Around the globe, virtually every industry has been struggling with supply chain issues, with the freight industry getting much of the blame. Between protests that snarled traffic, blocked shipping routes and clogged ports, the last few years have shed light on just how fragile our transportation sector can be.
While certainly an inconvenience and an impact on the economy, it’s not a huge loss if clothing or patio furniture gets left sitting idle in a warehouse or parked in a trailer waiting for a driver or dock time. But when it comes to refrigerated foods, most notably protein and produce, the impact of supply chain disruption and volatility can be profound.
Just-in-time delivery is essential, and without it, there’s the potential for huge product losses when perishables miss their delivery window. And it doesn’t take long – mere hours sitting idle can have severe consequences. There are also significant sustainability concerns. Trucks must be left running even when parked to keep refrigeration units going, consuming large amounts of fuel and pumping out greenhouse gas emissions. Plus, there’s the moral conscience issue when food loss and waste occur while so much of the world is hungry.
With the refrigerated goods market expected to grow to $6.46 billion in the next year and increased demand for animal and plant-based alternative proteins, not to mention the seasonal variability in the produce market where every day counts, the freight industry must figure out how to iron out transportation issues.

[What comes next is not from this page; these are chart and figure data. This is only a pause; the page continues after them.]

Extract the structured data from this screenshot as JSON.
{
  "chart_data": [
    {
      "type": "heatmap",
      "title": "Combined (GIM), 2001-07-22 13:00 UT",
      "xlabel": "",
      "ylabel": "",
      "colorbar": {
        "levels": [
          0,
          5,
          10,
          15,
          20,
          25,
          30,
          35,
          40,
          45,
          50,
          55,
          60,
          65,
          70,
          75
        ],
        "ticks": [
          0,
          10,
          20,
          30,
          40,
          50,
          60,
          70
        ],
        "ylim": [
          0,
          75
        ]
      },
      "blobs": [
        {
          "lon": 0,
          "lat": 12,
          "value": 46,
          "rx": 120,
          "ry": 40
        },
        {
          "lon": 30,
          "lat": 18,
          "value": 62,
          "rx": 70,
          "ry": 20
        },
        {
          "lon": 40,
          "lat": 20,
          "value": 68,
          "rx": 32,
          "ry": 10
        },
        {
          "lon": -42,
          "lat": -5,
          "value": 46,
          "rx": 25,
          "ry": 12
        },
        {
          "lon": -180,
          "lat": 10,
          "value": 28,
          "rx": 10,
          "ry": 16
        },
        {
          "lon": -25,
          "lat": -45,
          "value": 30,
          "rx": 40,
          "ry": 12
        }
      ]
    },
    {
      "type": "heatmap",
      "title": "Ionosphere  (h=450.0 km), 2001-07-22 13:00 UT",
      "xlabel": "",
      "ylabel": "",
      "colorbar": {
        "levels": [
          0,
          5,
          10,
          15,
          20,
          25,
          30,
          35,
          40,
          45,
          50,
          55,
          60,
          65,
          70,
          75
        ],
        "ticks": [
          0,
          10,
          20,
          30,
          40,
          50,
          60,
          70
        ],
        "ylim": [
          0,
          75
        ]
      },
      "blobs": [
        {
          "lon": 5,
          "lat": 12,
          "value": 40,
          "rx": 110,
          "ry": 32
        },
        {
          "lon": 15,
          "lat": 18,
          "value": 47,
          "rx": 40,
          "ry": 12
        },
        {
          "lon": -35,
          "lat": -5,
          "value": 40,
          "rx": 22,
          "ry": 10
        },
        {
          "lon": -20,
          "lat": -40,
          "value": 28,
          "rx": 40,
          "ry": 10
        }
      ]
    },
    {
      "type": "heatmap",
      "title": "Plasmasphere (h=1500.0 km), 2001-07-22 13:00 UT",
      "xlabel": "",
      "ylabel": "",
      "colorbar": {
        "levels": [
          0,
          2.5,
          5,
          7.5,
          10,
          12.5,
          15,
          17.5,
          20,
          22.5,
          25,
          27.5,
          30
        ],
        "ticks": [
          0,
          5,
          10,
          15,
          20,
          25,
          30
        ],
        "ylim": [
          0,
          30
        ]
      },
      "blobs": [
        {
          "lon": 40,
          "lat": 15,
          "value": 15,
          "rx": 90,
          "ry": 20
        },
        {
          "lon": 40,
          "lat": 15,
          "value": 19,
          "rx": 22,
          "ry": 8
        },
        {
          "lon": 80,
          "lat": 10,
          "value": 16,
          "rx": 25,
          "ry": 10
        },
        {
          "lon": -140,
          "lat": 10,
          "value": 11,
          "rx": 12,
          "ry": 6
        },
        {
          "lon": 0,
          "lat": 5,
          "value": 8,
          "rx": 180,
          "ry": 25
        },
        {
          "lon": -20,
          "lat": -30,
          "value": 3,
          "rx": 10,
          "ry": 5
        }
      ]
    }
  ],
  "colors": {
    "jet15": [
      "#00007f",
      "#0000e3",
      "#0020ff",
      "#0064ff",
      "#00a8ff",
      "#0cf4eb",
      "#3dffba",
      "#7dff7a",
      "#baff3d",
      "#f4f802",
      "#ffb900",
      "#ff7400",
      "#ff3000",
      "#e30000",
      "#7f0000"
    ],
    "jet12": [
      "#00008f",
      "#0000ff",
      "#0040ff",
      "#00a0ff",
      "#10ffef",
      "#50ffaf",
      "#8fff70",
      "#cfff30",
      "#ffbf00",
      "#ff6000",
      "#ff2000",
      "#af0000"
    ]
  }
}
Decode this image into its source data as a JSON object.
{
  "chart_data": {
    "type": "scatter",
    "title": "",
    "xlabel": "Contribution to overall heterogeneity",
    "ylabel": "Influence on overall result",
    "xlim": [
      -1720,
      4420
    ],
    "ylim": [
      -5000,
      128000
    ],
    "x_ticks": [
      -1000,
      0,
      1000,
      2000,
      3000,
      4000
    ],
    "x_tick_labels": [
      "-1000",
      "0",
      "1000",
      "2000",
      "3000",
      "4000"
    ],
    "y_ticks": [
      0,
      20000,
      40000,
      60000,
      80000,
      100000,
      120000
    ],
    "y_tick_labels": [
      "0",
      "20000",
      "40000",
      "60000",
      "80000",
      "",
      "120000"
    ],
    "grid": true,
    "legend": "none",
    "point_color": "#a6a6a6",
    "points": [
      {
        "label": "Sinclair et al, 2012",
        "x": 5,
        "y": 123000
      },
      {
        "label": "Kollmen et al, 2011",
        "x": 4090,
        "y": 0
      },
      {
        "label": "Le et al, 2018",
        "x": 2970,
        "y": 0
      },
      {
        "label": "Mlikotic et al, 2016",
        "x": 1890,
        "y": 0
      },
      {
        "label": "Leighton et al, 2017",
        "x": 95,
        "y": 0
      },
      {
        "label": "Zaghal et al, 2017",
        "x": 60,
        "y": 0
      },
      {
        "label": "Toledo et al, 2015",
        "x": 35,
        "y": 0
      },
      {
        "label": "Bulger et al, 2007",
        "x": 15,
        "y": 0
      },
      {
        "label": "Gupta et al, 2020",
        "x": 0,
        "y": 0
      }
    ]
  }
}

The use of third-party freight optimization technology has become the most effective and flexible solution for maximizing efficiency, resource utilization and food safety. By leveraging algorithms to help mastermind the entire nationwide freight network, the fast-growing refrigerated trucking market can ensure more reliable delivery and more stable supplies of protein and produce on store shelves. Here’s how:
1) Dynamic capacity coordination. Lack of flexibility in warehouse pickup and delivery times often causes transportation bottlenecks, which means food is left sitting, compromising quality with every minute that goes by. With rigid schedules and no way to adjust dock times when hiccups occur, trucks, their drivers and their cargo are often left sitting and waiting when they could be on the road.
Third-party solutions can integrate capacity data from carriers and shippers’ schedules to coordinate dock times and available capacity to schedule pickup and delivery at the best times to optimize usage of available slots, equipment and driver time. And when issues arise – a truck is late due to traffic backup or mechanical issues, for example – the software can help shippers and carriers adapt, so nothing’s left sitting idle.
2) Better driver utilization. Across the entire freight system, the truck driver is the single regulated piece in the chain – their road time is limited, but they only get paid for drive time. Prioritizing the regulated piece above everything else would create more capacity and cut down on wasted time and empty miles to make sure freight is moving at every opportunity.
Using freight optimization tools that prioritize driver utilization can maximize drivers’ time on the road, reduce idle time for drivers and trucks and keep freight moving instead of sitting. That, in turn, can reduce unnecessary fuel consumption and greenhouse gas emissions to lower the environmental impact of refrigerated transport.
3) Improved shipper coordination. Too often, competitors in the food production market operate as though they’re competitors in logistics, too. Many refrigerated foods producers share the same storage warehouses and ship from the same docks but through totally independent and siloed operations. This is a missed opportunity to leverage coordinated resources to improve supply chain reliability. Instead of competing on freight procurement, they should compete on sales and brand position in the grocery case.
Working through a third-party freight optimization technology can allow shippers to collaborate and leverage synergies to maximize driver and resource utilization, which reduces redundancies, wasted time and resources. By coordinating freight needs, shippers can drive greater logistics efficiency for themselves and improve sustainability of the entire industry.
4) Chain of custody improvements. Food security is becoming a much greater concern, and as shippers become savvier in modern requirements, it’s creating higher standards for inventory tracking and visibility.
Using third-party optimization solutions can help leverage blockchain to always know the location, temperature and chain of custody for every piece of produce and every pack of meat in real time. This kind of detailed visibility can help the industry secure shipments and retrace every step to troubleshoot or coordinate a response faster.
Because the proximity of production to consumption will always be an issue and perishability a primary concern, refrigerated shipments require the maximum efficiency and agility to be able to adapt to changes in capacity demand on the fly. A produce shipper may not need any trucks to haul strawberries today, but tomorrow might need 20 trucks as peak season begins.
There’s not much we can do about shelf life or seasonal variability, but we can take steps to optimize the transportation of refrigerated goods to reduce hurdles that slow their progress from production to the shelf.
Using third-party freight optimization solutions allows shippers and carriers to tap into a larger network of capacity and loads to maximize resource utilization, reduce the risk of wasted time and product and leverage agility in the network to ensure more reliable distribution of produce and protein even when unexpected hurdles occur.